(Cinemagias, 🎬15). Como se ha dicho tantas veces, Hitchcock es el maestro insuperable en el arte de descubrirnos miedos y terrores que acaso no sabíamos que teníamos: a los pájaros, a la ducha, a las alturas, a las avionetas, al vecino de enfrente... Experiencias que, una vez descubiertas y reveladas por el extraordinaria manejo rítmico de las imágenes y de nuestras mentes, ya no nos abandonarán nunca y nos saldrán al paso en todos los momentos «sospechosos» de nuestras vidas, que a partir de entonces los serán casi todos.

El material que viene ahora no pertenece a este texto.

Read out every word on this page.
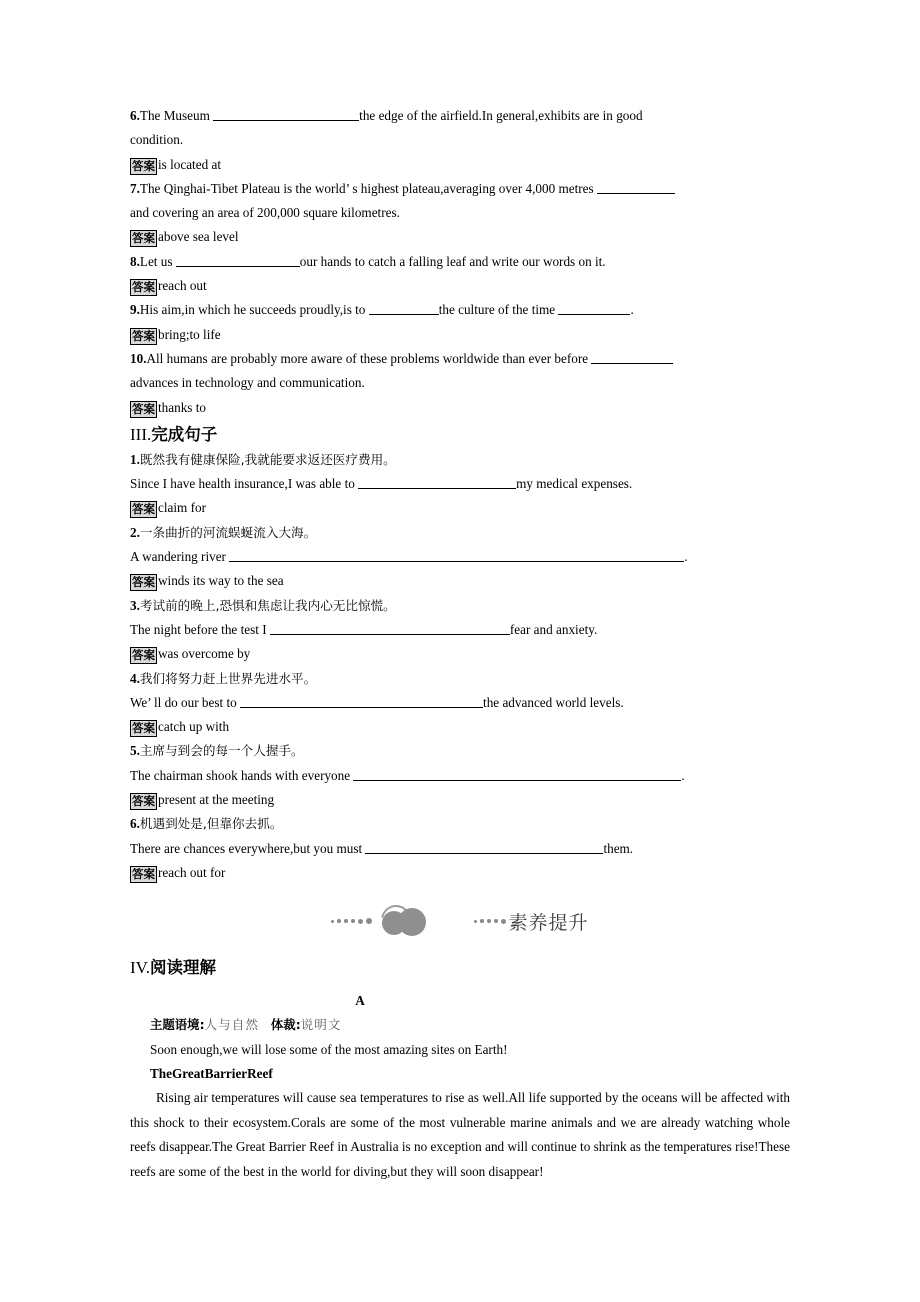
6.The Museum	the edge of the airfield.In general,exhibits are in good
condition.
答案 is located at
7.The Qinghai-Tibet Plateau is the world’ s highest plateau,averaging over 4,000 metres
and covering an area of 200,000 square kilometres.
答案 above sea level
8.Let us	our hands to catch a falling leaf and write our words on it.
答案 reach out
9.His aim,in which he succeeds proudly,is to	the culture of the time	.
答案 bring;to life
10.All humans are probably more aware of these problems worldwide than ever before
advances in technology and communication.
答案 thanks to
III.完成句子
1.既然我有健康保险,我就能要求返还医疗费用。
Since I have health insurance,I was able to	my medical expenses.
答案 claim for
2.一条曲折的河流蜈蜒流入大海。
A wandering river	.
答案 winds its way to the sea
3.考试前的晚上,恐惧和焦虑让我内心无比惊慌。
The night before the test I	fear and anxiety.
答案 was overcome by
4.我们将努力赶上世界先进水平。
We’ ll do our best to	the advanced world levels.
答案 catch up with
5.主席与到会的每一个人握手。
The chairman shook hands with everyone	.
答案 present at the meeting
6.机遇到处是,但靠你去抓。
There are chances everywhere,but you must	them.
答案 reach out for
素养提升
IV.阅读理解
A
主题语境:人与自然 体裁:说明文
Soon enough,we will lose some of the most amazing sites on Earth!
TheGreatBarrierReef
Rising air temperatures will cause sea temperatures to rise as well.All life supported by the oceans will be affected with this shock to their ecosystem.Corals are some of the most vulnerable marine animals and we are already watching whole reefs disappear.The Great Barrier Reef in Australia is no exception and will continue to shrink as the temperatures rise!These reefs are some of the best in the world for diving,but they will soon disappear!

Y no sólo hacia el futuro. Cada vez que vemos la insuperablemente terrorífica escena del carrusel sangriento de Extraños en un tren, se nos vienen a la cabeza todos y cada uno de los viajes que hicimos en la infancia en esas atracciones, sin excluir tal vez algunos gamberros juegos adolescentes. Y la angustia retrospectiva puede llegar a ser tan intensa, que por un momento logra aterrorizarnos de verdad.

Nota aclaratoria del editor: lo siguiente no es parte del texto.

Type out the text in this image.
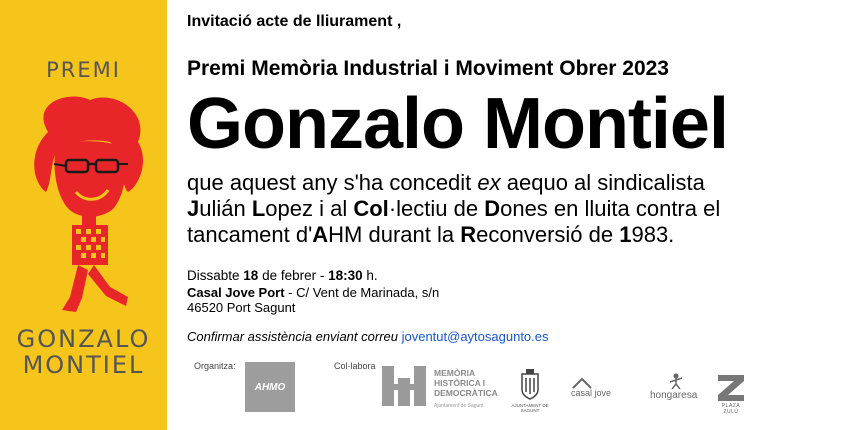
PREMI
GONZALO
MONTIEL
Invitació acte de lliurament ,
Premi Memòria Industrial i Moviment Obrer 2023
Gonzalo Montiel
que aquest any s'ha concedit ex aequo al sindicalista
Julián Lopez i al Col·lectiu de Dones en lluita contra el
tancament d'AHM durant la Reconversió de 1983.
Dissabte 18 de febrer - 18:30 h.
Casal Jove Port - C/ Vent de Marinada, s/n
46520 Port Sagunt
Confirmar assistència enviant correu joventut@aytosagunto.es
Organitza:
AHMO
Col·labora
MEMÒRIA
HISTÒRICA I
DEMOCRÀTICA
Ajuntament de Sagunt	AJUNTAMENT DE SAGUNT
casal jove	hongaresa
PLAZA ZULÚ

Hasta que descubrimos que en realidad es un placer sentirla. Y que, de algún modo, con esa exaltación sensual y psíquica, le estamos haciendo un gran corte de mangas a todos los monstruos y criaturas abismales que viven agazapados en las esquinas cruciales de nuestras almas. Y que, por fortuna, aún (¡aún!) se desvanecen cuando les roza un poco de luz.